To survive this crisis of confidence, CEXes will need to address the need for better investor protections, risk controls, and prudent governance structures.

Managing a digital asset portfolio is operationally complex, with investors requiring a comprehensive set of capabilities such as custody, trading, investment products, advisory, and efficient fiat on-off ramps. In this regard, many CEXes integrate these solutions into a single platform, greatly reducing the technical complexity of owning and managing tokens native to different blockchains. This value proposition is clear when considering the alternative: where investors manage several wallets and directly participate in multiple liquidity pools across different blockchains.

Safety and security are other advantages that CEXes can offer. While CEXes still have some way to go to better protect clients from cyber breaches, they are comparatively safer. The safety gap between CEXes and decentralized applications should continue to widen.

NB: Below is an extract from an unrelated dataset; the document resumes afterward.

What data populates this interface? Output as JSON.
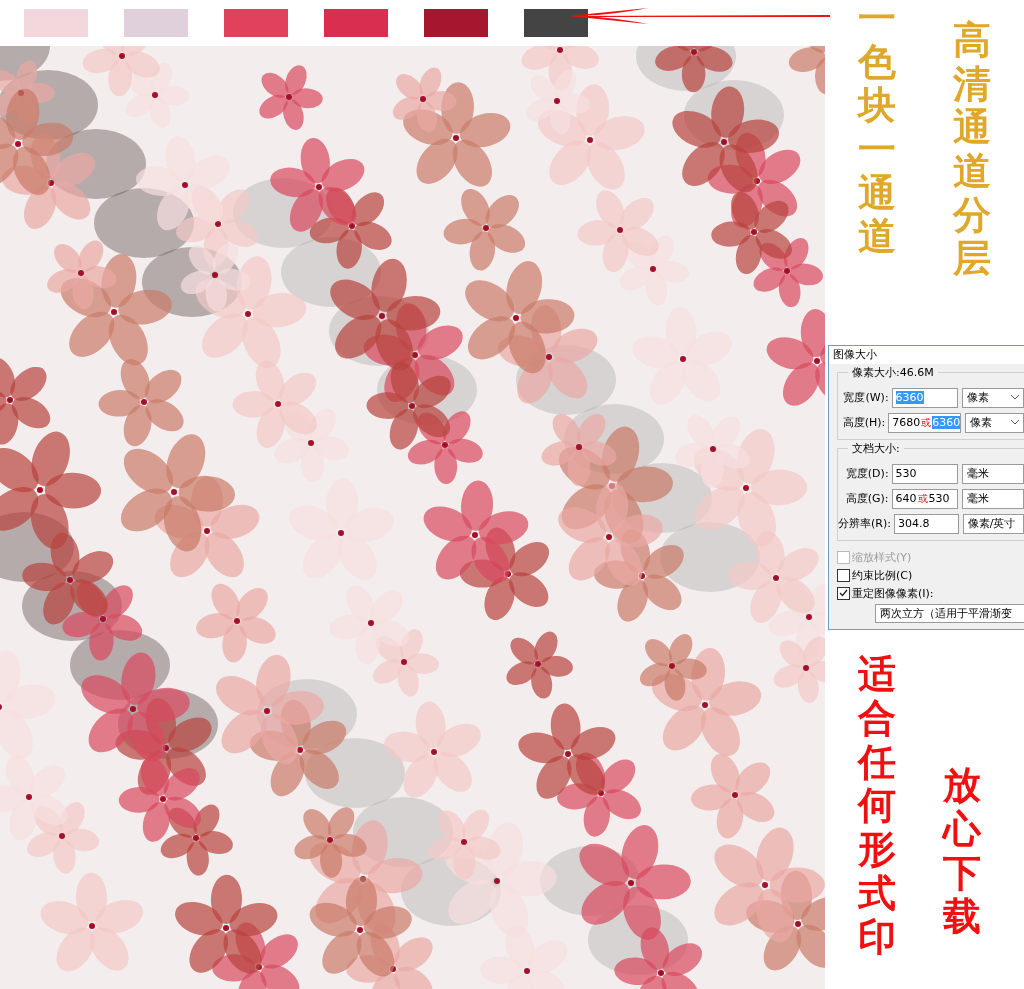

An often underappreciated benefit of some CEXes is the peace of mind that “there’s someone to call” if something goes wrong. With horror stories of individuals being locked out of their own wallets worth millions in bitcoin, investors will find value in working with CEXes that provide dedicated hotlines or account managers.

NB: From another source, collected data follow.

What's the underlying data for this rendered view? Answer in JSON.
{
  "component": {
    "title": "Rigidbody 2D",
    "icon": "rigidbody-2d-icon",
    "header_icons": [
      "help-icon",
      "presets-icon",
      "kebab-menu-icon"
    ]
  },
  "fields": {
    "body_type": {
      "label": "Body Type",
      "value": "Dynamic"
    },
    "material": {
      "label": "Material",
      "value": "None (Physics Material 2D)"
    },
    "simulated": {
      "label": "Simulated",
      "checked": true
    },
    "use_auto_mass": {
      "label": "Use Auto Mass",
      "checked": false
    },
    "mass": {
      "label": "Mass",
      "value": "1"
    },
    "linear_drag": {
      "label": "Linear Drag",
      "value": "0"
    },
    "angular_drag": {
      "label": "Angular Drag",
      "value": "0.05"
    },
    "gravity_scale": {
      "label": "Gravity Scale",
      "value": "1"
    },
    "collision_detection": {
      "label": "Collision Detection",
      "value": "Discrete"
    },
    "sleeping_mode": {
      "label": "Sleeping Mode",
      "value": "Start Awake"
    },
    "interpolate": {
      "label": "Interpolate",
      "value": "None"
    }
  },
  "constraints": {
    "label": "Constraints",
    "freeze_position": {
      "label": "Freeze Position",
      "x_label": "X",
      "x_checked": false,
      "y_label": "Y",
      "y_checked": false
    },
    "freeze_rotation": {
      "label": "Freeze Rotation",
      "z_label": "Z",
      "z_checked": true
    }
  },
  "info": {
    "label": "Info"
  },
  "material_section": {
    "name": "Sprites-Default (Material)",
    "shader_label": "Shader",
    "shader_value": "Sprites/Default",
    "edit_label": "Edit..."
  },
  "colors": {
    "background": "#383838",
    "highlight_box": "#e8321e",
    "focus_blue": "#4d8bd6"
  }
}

While CEXes are likely here to stay, one area where such platforms must improve on is the segregation of customer and corporate assets. Largely in response to the co-mingling of funds by FTX, policymakers like U.S. Treasury Secretary Janet Yellen recognized asset segregation as a key area to be addressed in future regulatory frameworks.

Prior to the collapse of FTX, the Monetary Authority of Singapore (MAS) proposed new regulations in a consultation paper published in October 2022, requiring cryptocurrency platforms to separate their assets from those of their customers. The MAS has also asked for industry feedback on whether cryptocurrency platforms should appoint independent custodians to safeguard customer funds.

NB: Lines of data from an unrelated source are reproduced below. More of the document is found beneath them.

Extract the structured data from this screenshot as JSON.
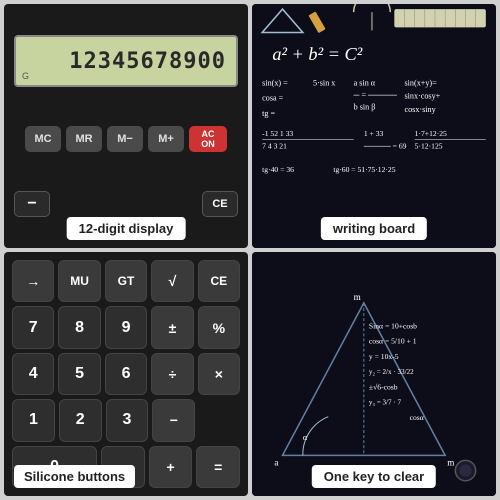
{
  "labels": {
    "top_left": "12-digit display",
    "top_right": "writing board",
    "bottom_left": "Silicone buttons",
    "bottom_right": "One key to clear"
  },
  "calculator": {
    "display_value": "12345678900",
    "display_g": "G",
    "top_buttons": [
      "MC",
      "MR",
      "M−",
      "M+",
      "AC/ON"
    ],
    "bottom_right_buttons": [
      "−",
      "CE"
    ]
  },
  "numpad": {
    "rows": [
      [
        "→",
        "MU",
        "GT",
        "√",
        "CE"
      ],
      [
        "7",
        "8",
        "9",
        "±",
        "%"
      ],
      [
        "4",
        "5",
        "6",
        "÷",
        "×"
      ],
      [
        "1",
        "2",
        "3",
        "−"
      ],
      [
        "0",
        ".",
        "="
      ]
    ]
  },
  "math_top": {
    "equation": "a² + b² = C²",
    "lines": [
      "sin(x)",
      "cosa =",
      "tg ="
    ]
  },
  "math_bottom": {
    "equation": "Sina = 10+cosb",
    "lines": [
      "cosa = 5/10 + 1",
      "y = 10x-5",
      "y = 2/x * 33/22",
      "±√6-cosb",
      "y3 = 3/7 * 7"
    ]
  }
}
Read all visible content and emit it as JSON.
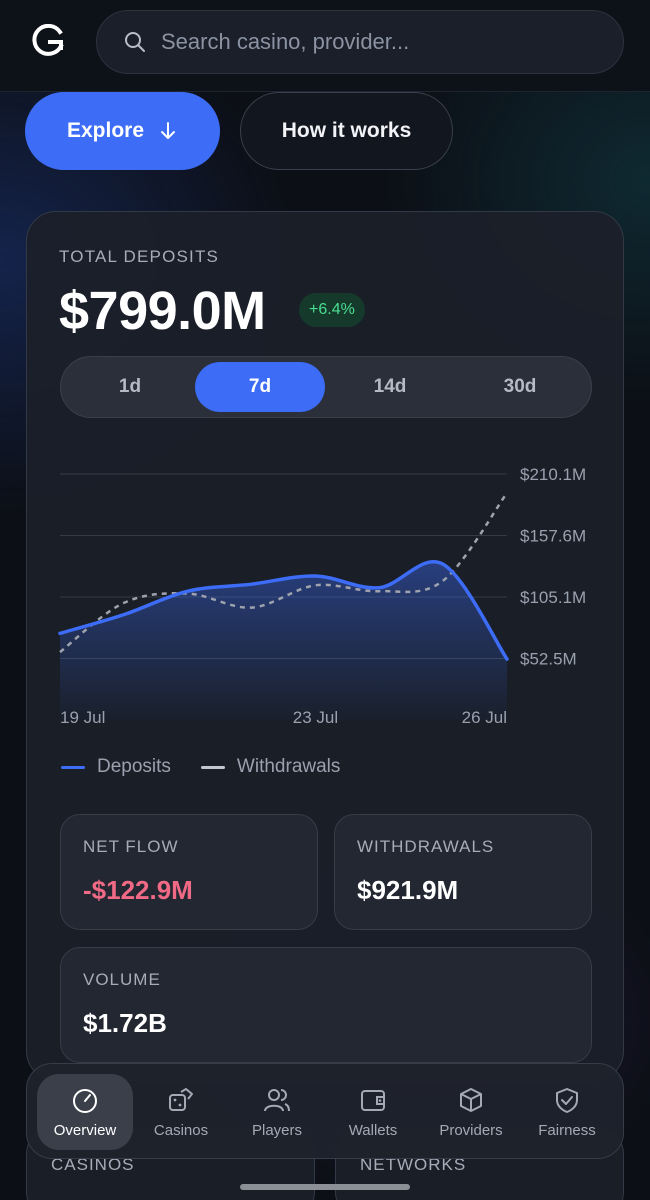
{
  "search": {
    "placeholder": "Search casino, provider..."
  },
  "hero": {
    "explore_label": "Explore",
    "how_label": "How it works"
  },
  "deposits": {
    "label": "TOTAL DEPOSITS",
    "value": "$799.0M",
    "change": "+6.4%",
    "ranges": [
      "1d",
      "7d",
      "14d",
      "30d"
    ],
    "active_range": "7d"
  },
  "chart_data": {
    "type": "line",
    "x": [
      "19 Jul",
      "20 Jul",
      "21 Jul",
      "22 Jul",
      "23 Jul",
      "24 Jul",
      "25 Jul",
      "26 Jul"
    ],
    "x_tick_labels": [
      "19 Jul",
      "23 Jul",
      "26 Jul"
    ],
    "y_tick_labels": [
      "$210.1M",
      "$157.6M",
      "$105.1M",
      "$52.5M"
    ],
    "ylim": [
      0,
      210.1
    ],
    "series": [
      {
        "name": "Deposits",
        "color": "#3d6cf6",
        "style": "solid-area",
        "values": [
          74,
          90,
          110,
          116,
          123,
          113,
          133,
          52
        ]
      },
      {
        "name": "Withdrawals",
        "color": "#9ea3ad",
        "style": "dashed",
        "values": [
          58,
          100,
          108,
          96,
          115,
          110,
          119,
          194
        ]
      }
    ],
    "legend_position": "bottom-left",
    "grid": true
  },
  "stats": {
    "net_flow": {
      "label": "NET FLOW",
      "value": "-$122.9M",
      "color": "#f06a86"
    },
    "withdrawals": {
      "label": "WITHDRAWALS",
      "value": "$921.9M"
    },
    "volume": {
      "label": "VOLUME",
      "value": "$1.72B"
    }
  },
  "nav": {
    "items": [
      {
        "label": "Overview",
        "icon": "gauge-icon"
      },
      {
        "label": "Casinos",
        "icon": "dice-icon"
      },
      {
        "label": "Players",
        "icon": "users-icon"
      },
      {
        "label": "Wallets",
        "icon": "wallet-icon"
      },
      {
        "label": "Providers",
        "icon": "box-icon"
      },
      {
        "label": "Fairness",
        "icon": "shield-check-icon"
      }
    ],
    "active": "Overview"
  },
  "sections": {
    "casinos": "CASINOS",
    "networks": "NETWORKS"
  }
}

While centralized exchanges (CEXes) still have some ways to go in protecting clients from cyber breaches, they are comparatively safer. Therefore, CEXes should reconsider the “one-stop-shop” narrative. While it makes sense to have a seamless front-end user interface across custody and trading, investors’ assets should be separately held and custodized by an external and qualified custodian, such as a bank or a registered broker-dealer. CEXes should seek and publish independent attestations by auditors to verify that the assets are indeed segregated and that robust risk and governance requirements are in place.

Instilling trust in a trustless system

When Satoshi Nakamoto published the seminal Bitcoin white paper in 2008, they envisioned a monetary system that no longer needed to rely on blind trust. Yet, the very entry point to which most investors today are exposed to digital assets – exchanges – is still run in a mostly opaque manner.

The events of 2022 have shown that for the industry to move forward, investor protections, transparency, robust governance structures, and providing value to clients must return to the forefront of how exchanges are built and run. CEXes that embrace these values will find themselves having a competitive advantage as investors increasingly rely on trusted centralized platforms to manage their digital asset portfolios.

See also: What DeFi Must Sacrifice to Appease Regulators | Opinion

As we continue to build back better, the industry might just return to its roots – one born out of a vision for a fairer, more transparent, and more efficient financial ecosystem.